Cows graze near a drilling rig in Texas, USA.
Solutions for decarbonization
Other members of civil society are also promoting ground-up solutions to help decarbonize our societies.
Michelle Li, founder of the organization Clever Carbon, promotes carbon footprint literacy to accelerate the reduction of greenhouse gas emissions, reach net-zero targets faster, and create scalable technologies and solutions.
“Carbon literacy is knowing the carbon footprint of our daily decisions from our diet to the way we commute. A vegetarian meal is on average 600g of carbon emissions, a serving of chicken is 1300g, serving of beef is 7,700 g. Carbon literacy is also the knowledge that the CO2 concentration in our atmosphere is currently 420ppm. If we surpass 450ppm we will surpass the 1.5C goal”, she explained to UN News.
For Ms. Li, carbon literacy is a tool that can scale quickly and remove gigatons of CO2 from our atmosphere.
“It is not rocket science and can be deployed today. As we look to decarbonization and retrofit buildings and transition our energy, carbon literacy for leaders, policymakers, and citizens can help us accelerate decarbonization and create more scalable climate solutions,” she underscored.
A banner explaining the negotiations of the Global Stocktake is displayed at COP27 in Sharm El-Sheikh in Egypt.
Halfway point of the negotiations
Ambassador Wael Aboulgmagd, Special Representative for the COP27 Egyptian Presidency, held a press conference to announce that there is “good progress” in many areas of the negotiations.
“Negotiations on quite a few items are complex. For items such as the mitigation work program, the global goal on adaptation, or funding arrangements to address loss of damage, we at least see parties are working very hard and there is some progress being made,” he said
Mr. Aboulgmagd said negotiators have agreed to now extend negotiations beyond 6 pm every day, to give additional time for parties to achieve “meaningful outcomes”.

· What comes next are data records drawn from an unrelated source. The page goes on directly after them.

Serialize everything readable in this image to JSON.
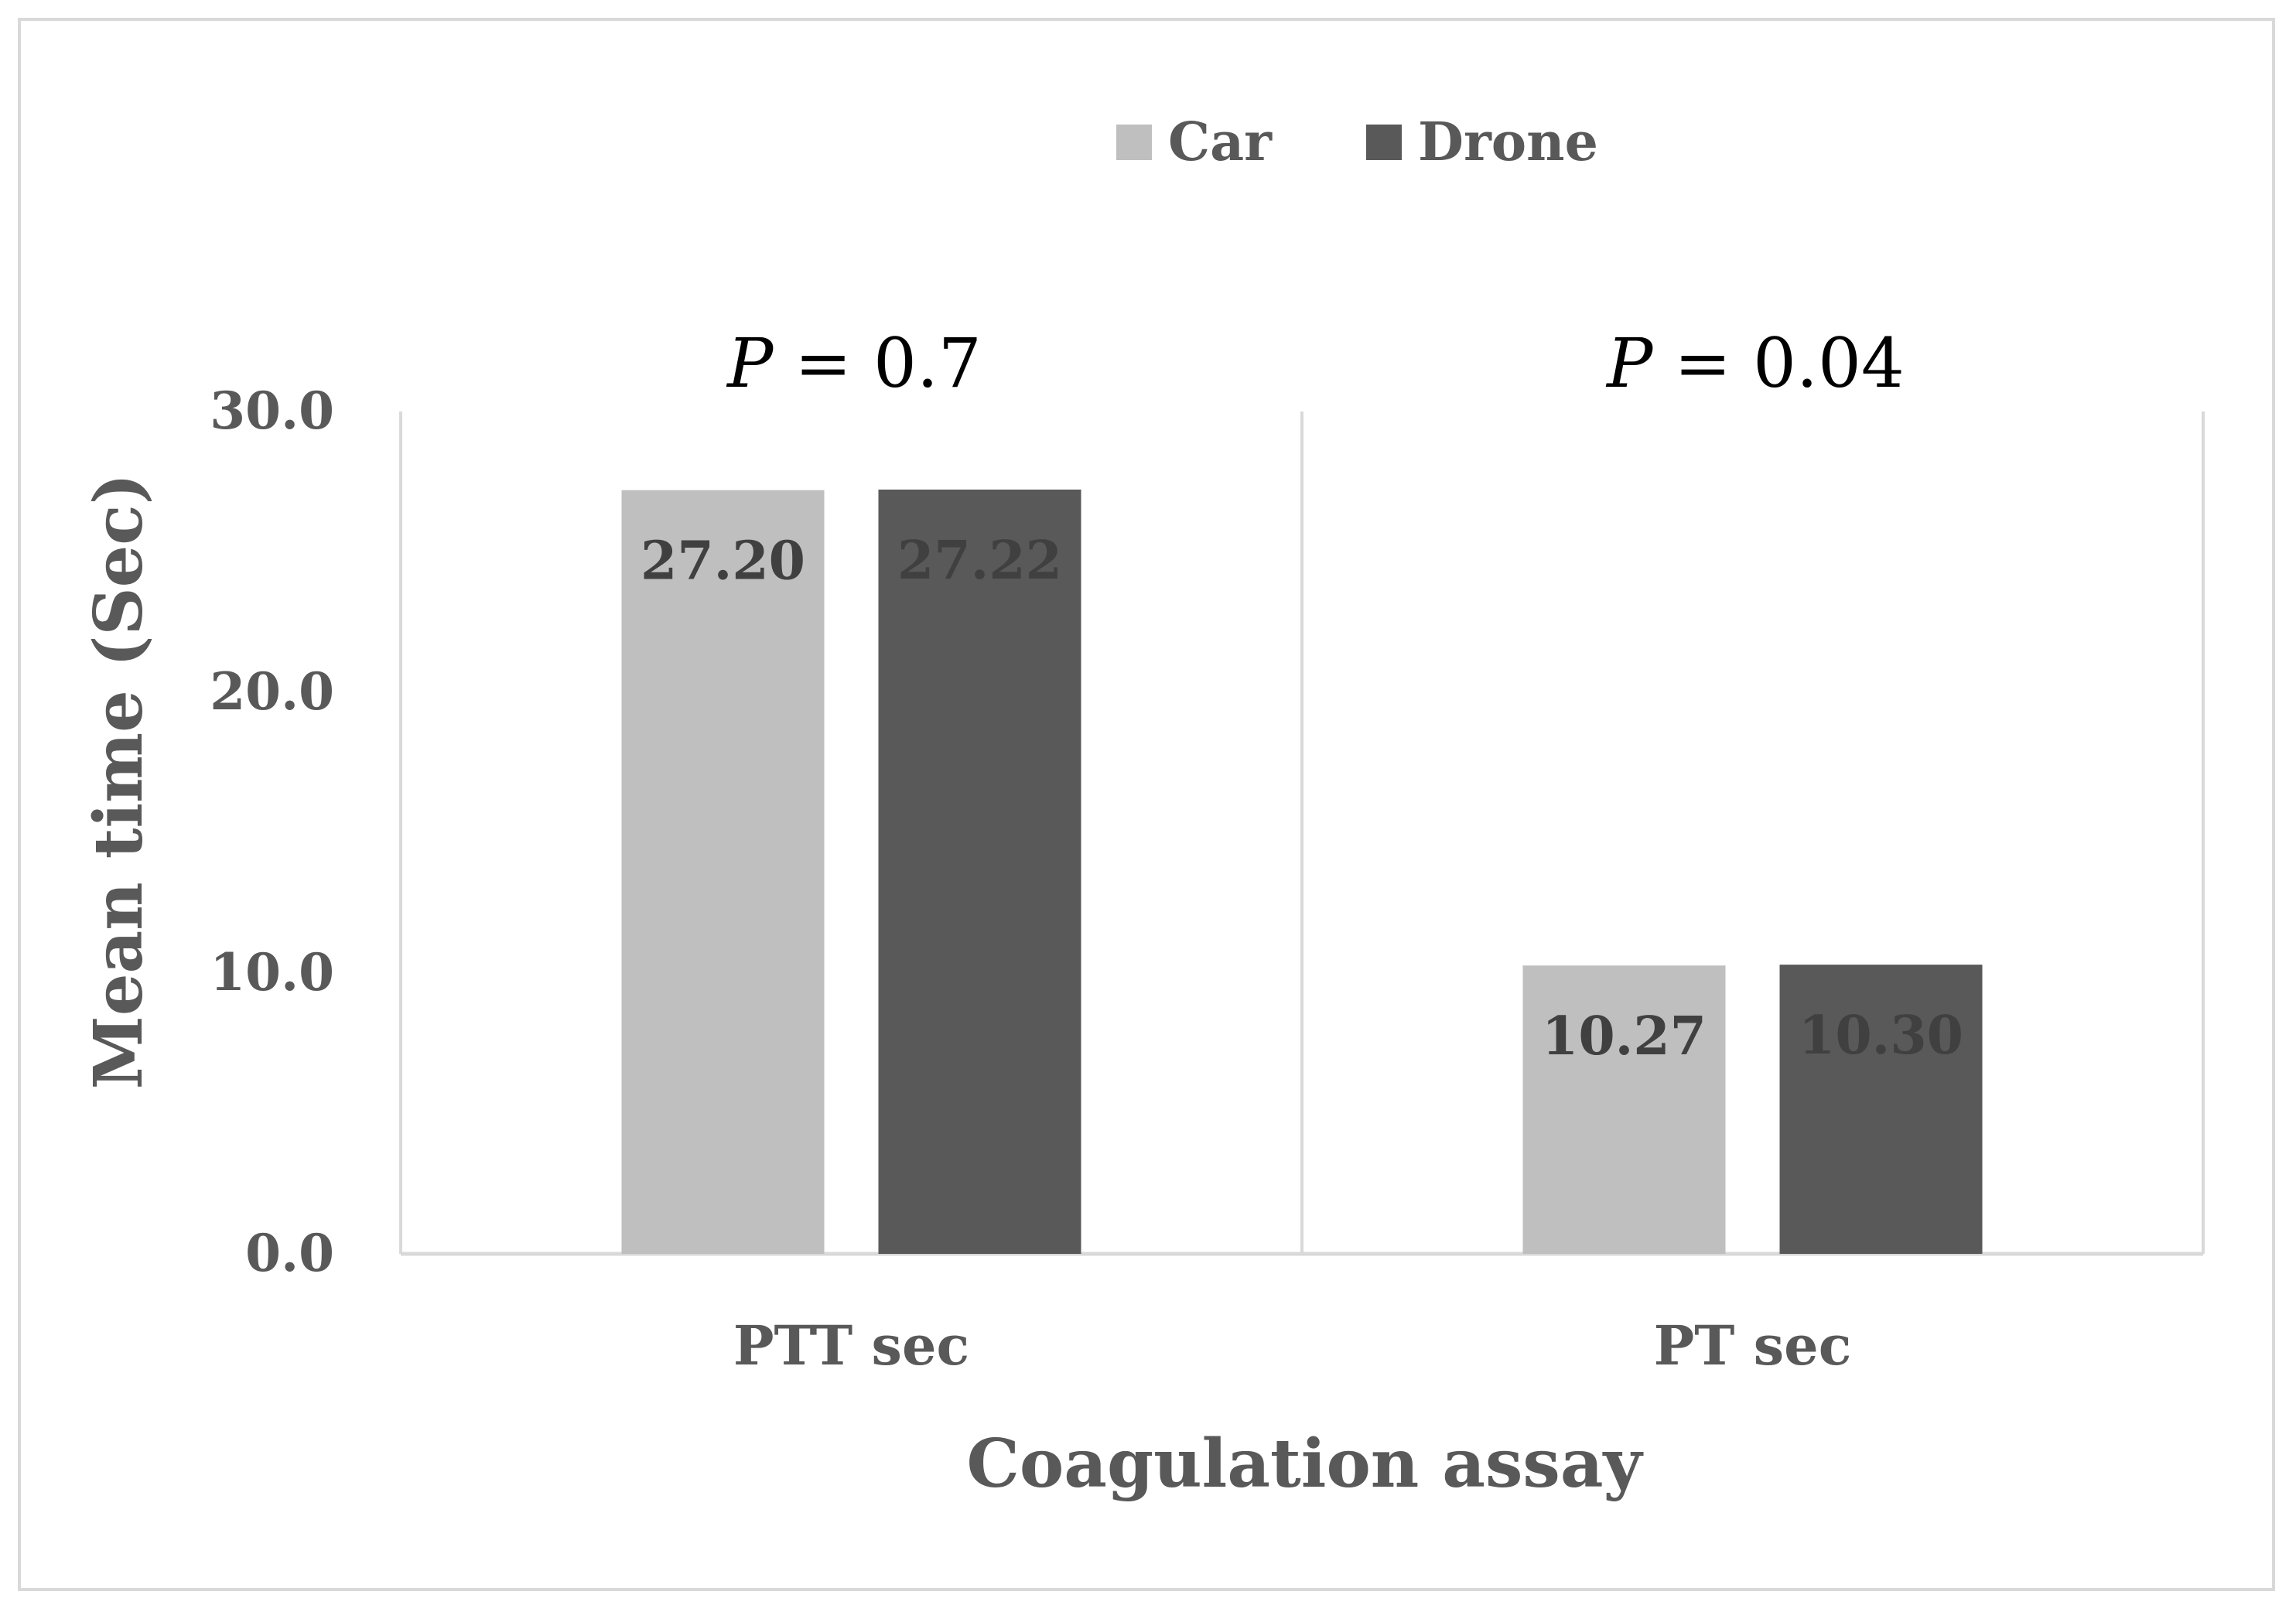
{
  "chart_data": {
    "type": "bar",
    "categories": [
      "PTT sec",
      "PT sec"
    ],
    "series": [
      {
        "name": "Car",
        "values": [
          27.2,
          10.27
        ],
        "labels": [
          "27.20",
          "10.27"
        ],
        "color": "#bfbfbf",
        "label_color": "#404040"
      },
      {
        "name": "Drone",
        "values": [
          27.22,
          10.3
        ],
        "labels": [
          "27.22",
          "10.30"
        ],
        "color": "#595959",
        "label_color": "#404040"
      }
    ],
    "xlabel": "Coagulation assay",
    "ylabel": "Mean time (Sec)",
    "ylim": [
      0,
      30
    ],
    "yticks": [
      0,
      10,
      20,
      30
    ],
    "ytick_labels": [
      "0.0",
      "10.0",
      "20.0",
      "30.0"
    ],
    "legend": {
      "position": "top-center",
      "entries": [
        "Car",
        "Drone"
      ]
    },
    "annotations": [
      {
        "category": "PTT sec",
        "symbol": "P",
        "text": " = 0.7"
      },
      {
        "category": "PT sec",
        "symbol": "P",
        "text": " = 0.04"
      }
    ],
    "grid": false,
    "colors": {
      "axis": "#d9d9d9",
      "text": "#595959"
    }
  }
}
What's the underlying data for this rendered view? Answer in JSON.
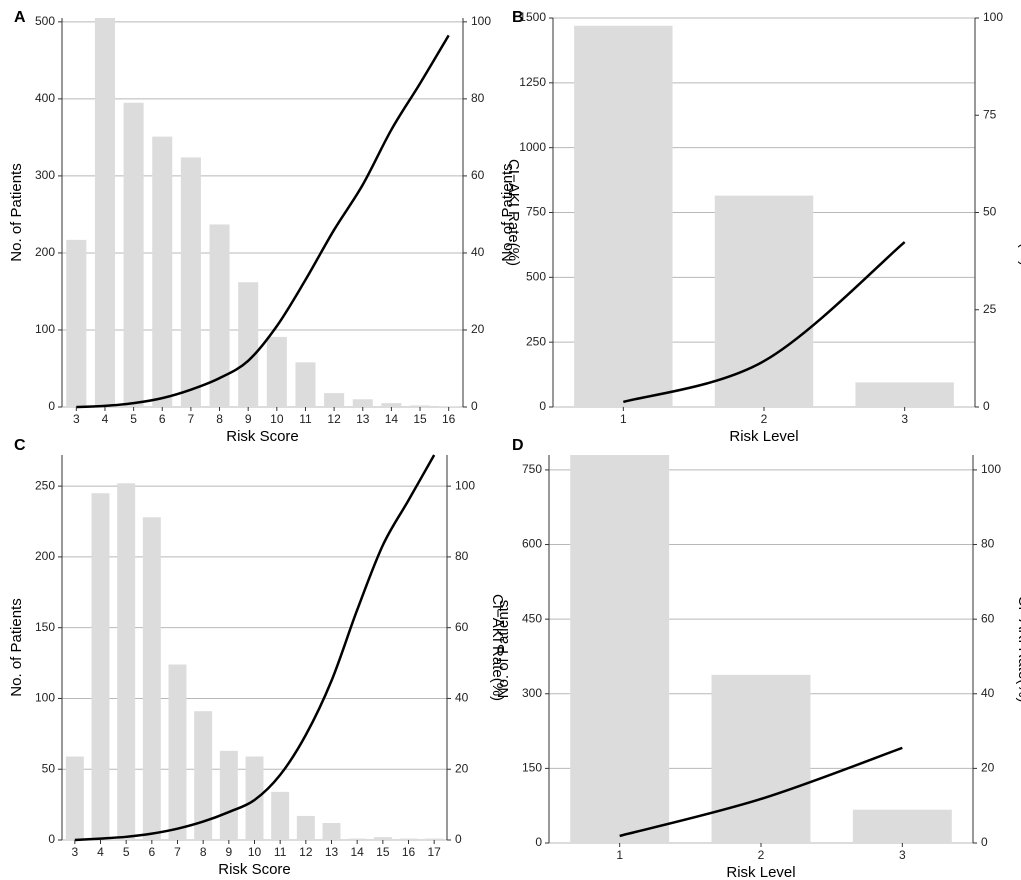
{
  "chart_data": [
    {
      "type": "bar",
      "title": "A",
      "x_label": "Risk Score",
      "y_label": "No. of Patients",
      "y2_label": "CI−AKI Rate(%)",
      "categories": [
        "3",
        "4",
        "5",
        "6",
        "7",
        "8",
        "9",
        "10",
        "11",
        "12",
        "13",
        "14",
        "15",
        "16"
      ],
      "series": [
        {
          "type": "bar",
          "color": "#dcdcdc",
          "values": [
            217,
            505,
            395,
            351,
            324,
            237,
            162,
            91,
            58,
            18,
            10,
            5,
            2,
            1
          ]
        },
        {
          "type": "line",
          "color": "#000000",
          "axis": "y2",
          "values": [
            0,
            0.3,
            1,
            2.3,
            4.5,
            7.5,
            12,
            21,
            33,
            46,
            57.7,
            72,
            84,
            96.5
          ]
        }
      ],
      "ylim": [
        0,
        505
      ],
      "yticks": [
        0,
        100,
        200,
        300,
        400,
        500
      ],
      "y2lim": [
        0,
        101
      ],
      "y2ticks": [
        0,
        20,
        40,
        60,
        80,
        100
      ],
      "grid": true
    },
    {
      "type": "bar",
      "title": "B",
      "x_label": "Risk Level",
      "y_label": "No. of Patients",
      "y2_label": "CI−AKI Rate(%)",
      "categories": [
        "1",
        "2",
        "3"
      ],
      "series": [
        {
          "type": "bar",
          "color": "#dcdcdc",
          "values": [
            1470,
            815,
            95
          ]
        },
        {
          "type": "line",
          "color": "#000000",
          "axis": "y2",
          "values": [
            1.3,
            11.8,
            42.4
          ]
        }
      ],
      "ylim": [
        0,
        1500
      ],
      "yticks": [
        0,
        250,
        500,
        750,
        1000,
        1250,
        1500
      ],
      "y2lim": [
        0,
        100
      ],
      "y2ticks": [
        0,
        25,
        50,
        75,
        100
      ],
      "grid": true
    },
    {
      "type": "bar",
      "title": "C",
      "x_label": "Risk Score",
      "y_label": "No. of Patients",
      "y2_label": "CI−AKI Rate(%)",
      "categories": [
        "3",
        "4",
        "5",
        "6",
        "7",
        "8",
        "9",
        "10",
        "11",
        "12",
        "13",
        "14",
        "15",
        "16",
        "17"
      ],
      "series": [
        {
          "type": "bar",
          "color": "#dcdcdc",
          "values": [
            59,
            245,
            252,
            228,
            124,
            91,
            63,
            59,
            34,
            17,
            12,
            1,
            2,
            1,
            1
          ]
        },
        {
          "type": "line",
          "color": "#000000",
          "axis": "y2",
          "values": [
            0,
            0.4,
            0.9,
            1.8,
            3.2,
            5.2,
            7.9,
            11.3,
            18.4,
            29.7,
            45,
            65,
            83.3,
            96,
            108.8
          ]
        }
      ],
      "ylim": [
        0,
        272
      ],
      "yticks": [
        0,
        50,
        100,
        150,
        200,
        250
      ],
      "y2lim": [
        0,
        108.8
      ],
      "y2ticks": [
        0,
        20,
        40,
        60,
        80,
        100
      ],
      "grid": true
    },
    {
      "type": "bar",
      "title": "D",
      "x_label": "Risk Level",
      "y_label": "No. of Patients",
      "y2_label": "CI−AKI Rate(%)",
      "categories": [
        "1",
        "2",
        "3"
      ],
      "series": [
        {
          "type": "bar",
          "color": "#dcdcdc",
          "values": [
            780,
            338,
            67
          ]
        },
        {
          "type": "line",
          "color": "#000000",
          "axis": "y2",
          "values": [
            1.9,
            11.8,
            25.5
          ]
        }
      ],
      "ylim": [
        0,
        780
      ],
      "yticks": [
        0,
        150,
        300,
        450,
        600,
        750
      ],
      "y2lim": [
        0,
        104
      ],
      "y2ticks": [
        0,
        20,
        40,
        60,
        80,
        100
      ],
      "grid": true
    }
  ]
}
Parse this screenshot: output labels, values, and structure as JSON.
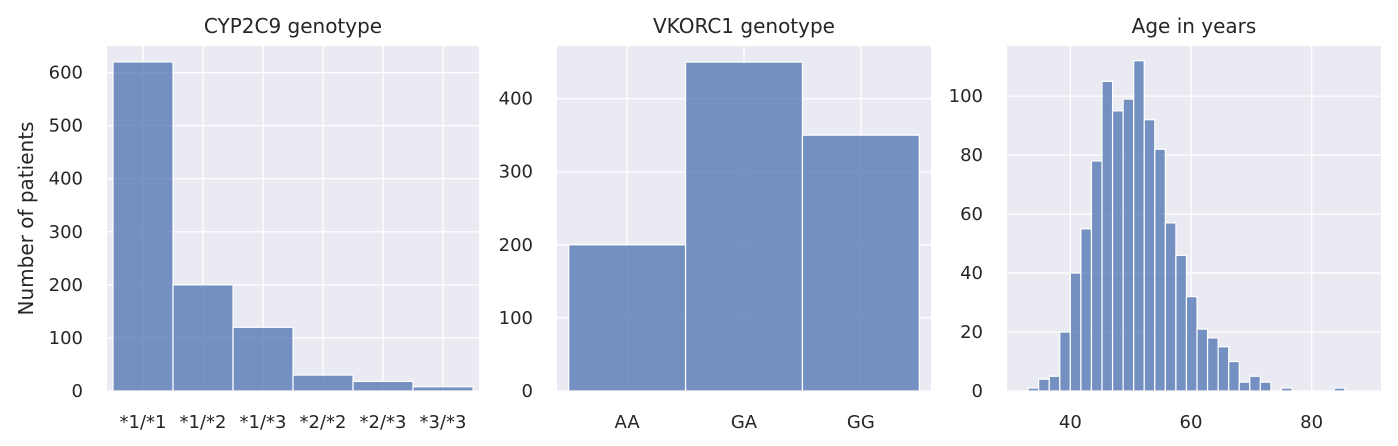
{
  "chart_data": [
    {
      "type": "bar",
      "title": "CYP2C9 genotype",
      "xlabel": "",
      "ylabel": "Number of patients",
      "categories": [
        "*1/*1",
        "*1/*2",
        "*1/*3",
        "*2/*2",
        "*2/*3",
        "*3/*3"
      ],
      "values": [
        620,
        200,
        120,
        30,
        18,
        8
      ],
      "ylim": [
        0,
        650
      ],
      "yticks": [
        0,
        100,
        200,
        300,
        400,
        500,
        600
      ],
      "grid": true,
      "colors": {
        "bar": "#4C72B0",
        "background": "#EAEAF2"
      }
    },
    {
      "type": "bar",
      "title": "VKORC1 genotype",
      "xlabel": "",
      "ylabel": "",
      "categories": [
        "AA",
        "GA",
        "GG"
      ],
      "values": [
        200,
        450,
        350
      ],
      "ylim": [
        0,
        472
      ],
      "yticks": [
        0,
        100,
        200,
        300,
        400
      ],
      "grid": true,
      "colors": {
        "bar": "#4C72B0",
        "background": "#EAEAF2"
      }
    },
    {
      "type": "bar",
      "subtype": "histogram",
      "title": "Age in years",
      "xlabel": "",
      "ylabel": "",
      "bin_start": 33,
      "bin_width": 1.75,
      "values": [
        1,
        4,
        5,
        20,
        40,
        55,
        78,
        105,
        95,
        99,
        112,
        92,
        82,
        57,
        46,
        32,
        21,
        18,
        15,
        10,
        3,
        5,
        3,
        0,
        1,
        0,
        0,
        0,
        0,
        1
      ],
      "xlim": [
        29.5,
        91.5
      ],
      "ylim": [
        0,
        117
      ],
      "xticks": [
        40,
        60,
        80
      ],
      "yticks": [
        0,
        20,
        40,
        60,
        80,
        100
      ],
      "grid": true,
      "colors": {
        "bar": "#4C72B0",
        "background": "#EAEAF2"
      }
    }
  ]
}
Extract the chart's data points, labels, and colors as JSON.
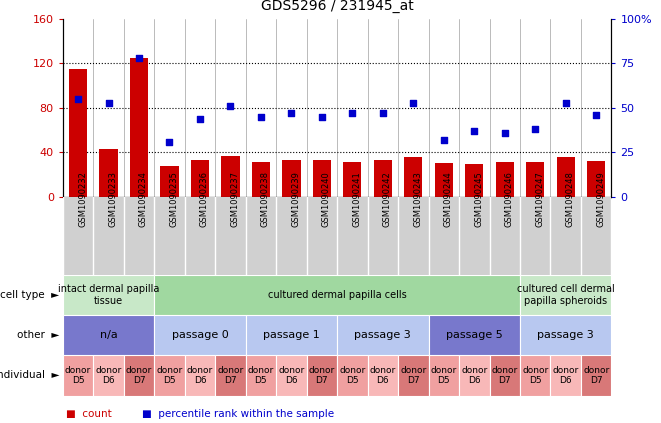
{
  "title": "GDS5296 / 231945_at",
  "samples": [
    "GSM1090232",
    "GSM1090233",
    "GSM1090234",
    "GSM1090235",
    "GSM1090236",
    "GSM1090237",
    "GSM1090238",
    "GSM1090239",
    "GSM1090240",
    "GSM1090241",
    "GSM1090242",
    "GSM1090243",
    "GSM1090244",
    "GSM1090245",
    "GSM1090246",
    "GSM1090247",
    "GSM1090248",
    "GSM1090249"
  ],
  "count_values": [
    115,
    43,
    125,
    28,
    33,
    37,
    31,
    33,
    33,
    31,
    33,
    36,
    30,
    29,
    31,
    31,
    36,
    32
  ],
  "percentile_values": [
    55,
    53,
    78,
    31,
    44,
    51,
    45,
    47,
    45,
    47,
    47,
    53,
    32,
    37,
    36,
    38,
    53,
    46
  ],
  "count_color": "#cc0000",
  "percentile_color": "#0000cc",
  "ylim_left": [
    0,
    160
  ],
  "ylim_right": [
    0,
    100
  ],
  "yticks_left": [
    0,
    40,
    80,
    120,
    160
  ],
  "yticks_right": [
    0,
    25,
    50,
    75,
    100
  ],
  "ytick_labels_left": [
    "0",
    "40",
    "80",
    "120",
    "160"
  ],
  "ytick_labels_right": [
    "0",
    "25",
    "50",
    "75",
    "100%"
  ],
  "cell_type_groups": [
    {
      "label": "intact dermal papilla\ntissue",
      "start": 0,
      "end": 3,
      "color": "#c8e8c8"
    },
    {
      "label": "cultured dermal papilla cells",
      "start": 3,
      "end": 15,
      "color": "#a0d8a0"
    },
    {
      "label": "cultured cell dermal\npapilla spheroids",
      "start": 15,
      "end": 18,
      "color": "#c8e8c8"
    }
  ],
  "other_groups": [
    {
      "label": "n/a",
      "start": 0,
      "end": 3,
      "color": "#7878cc"
    },
    {
      "label": "passage 0",
      "start": 3,
      "end": 6,
      "color": "#b8c8f0"
    },
    {
      "label": "passage 1",
      "start": 6,
      "end": 9,
      "color": "#b8c8f0"
    },
    {
      "label": "passage 3",
      "start": 9,
      "end": 12,
      "color": "#b8c8f0"
    },
    {
      "label": "passage 5",
      "start": 12,
      "end": 15,
      "color": "#7878cc"
    },
    {
      "label": "passage 3",
      "start": 15,
      "end": 18,
      "color": "#b8c8f0"
    }
  ],
  "individual_groups": [
    {
      "label": "donor\nD5",
      "start": 0,
      "end": 1,
      "color": "#f0a0a0"
    },
    {
      "label": "donor\nD6",
      "start": 1,
      "end": 2,
      "color": "#f8b8b8"
    },
    {
      "label": "donor\nD7",
      "start": 2,
      "end": 3,
      "color": "#d87878"
    },
    {
      "label": "donor\nD5",
      "start": 3,
      "end": 4,
      "color": "#f0a0a0"
    },
    {
      "label": "donor\nD6",
      "start": 4,
      "end": 5,
      "color": "#f8b8b8"
    },
    {
      "label": "donor\nD7",
      "start": 5,
      "end": 6,
      "color": "#d87878"
    },
    {
      "label": "donor\nD5",
      "start": 6,
      "end": 7,
      "color": "#f0a0a0"
    },
    {
      "label": "donor\nD6",
      "start": 7,
      "end": 8,
      "color": "#f8b8b8"
    },
    {
      "label": "donor\nD7",
      "start": 8,
      "end": 9,
      "color": "#d87878"
    },
    {
      "label": "donor\nD5",
      "start": 9,
      "end": 10,
      "color": "#f0a0a0"
    },
    {
      "label": "donor\nD6",
      "start": 10,
      "end": 11,
      "color": "#f8b8b8"
    },
    {
      "label": "donor\nD7",
      "start": 11,
      "end": 12,
      "color": "#d87878"
    },
    {
      "label": "donor\nD5",
      "start": 12,
      "end": 13,
      "color": "#f0a0a0"
    },
    {
      "label": "donor\nD6",
      "start": 13,
      "end": 14,
      "color": "#f8b8b8"
    },
    {
      "label": "donor\nD7",
      "start": 14,
      "end": 15,
      "color": "#d87878"
    },
    {
      "label": "donor\nD5",
      "start": 15,
      "end": 16,
      "color": "#f0a0a0"
    },
    {
      "label": "donor\nD6",
      "start": 16,
      "end": 17,
      "color": "#f8b8b8"
    },
    {
      "label": "donor\nD7",
      "start": 17,
      "end": 18,
      "color": "#d87878"
    }
  ],
  "row_labels": [
    "cell type",
    "other",
    "individual"
  ],
  "legend_count": "count",
  "legend_percentile": "percentile rank within the sample",
  "bg_color": "#ffffff",
  "xtick_bg": "#d0d0d0"
}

While negotiations address specific agenda items agreed before the conference and are based mostly on technical implementation this year, the ‘cover decision’, which is the final binding document that will be agreed by countries, includes other contributions.
“The first meeting on the cover decisions will be held tomorrow to listen to parties’ expectations”, the COP7 Presidency representative explained.
Ministers are also expected to arrive next week, which, according to Selwin Hart, will be the time devoted to resolving some of the big-picture political issues.
Meanwhile, NGO participants continued putting pressure on negotiators to deliver more than just technical agreements in the final decisions.
“The only way we can pull in these aspirations and hopes of the vulnerable people, including those in Africa, is for them [negotiators] to articulate a comprehensive vision that helps progress, particularly around adaptation, loss and damage and justice,” said Sindra Sharma, Global Policy Lead of Climate Action International.
Ms. Sharma added that there is no “Africa COP” without addressing these issues and that action is urgently needly.
“It starts with setting out a clear vision around how the world is actually going to step up and provide support to those communities on the frontline,” she underscored.
Eddy Perez, International Climate Diplomacy Director representing CAN Canada, explained that they know that there are obstacles ahead, but that it is imperative to reach a decision on finance in this “climate justice COP”.
“The unity of the G77 [developing countries negotiating bloc] is strong, sending one single message: ‘We need to leave this COP27 with the adoption of a loss and damage fund.’ The developed countries who have come here with a very cheap offer are actually looking forward to outcomes [that are merely procedural]. That would be a devastating outcome for COP27,” he warned.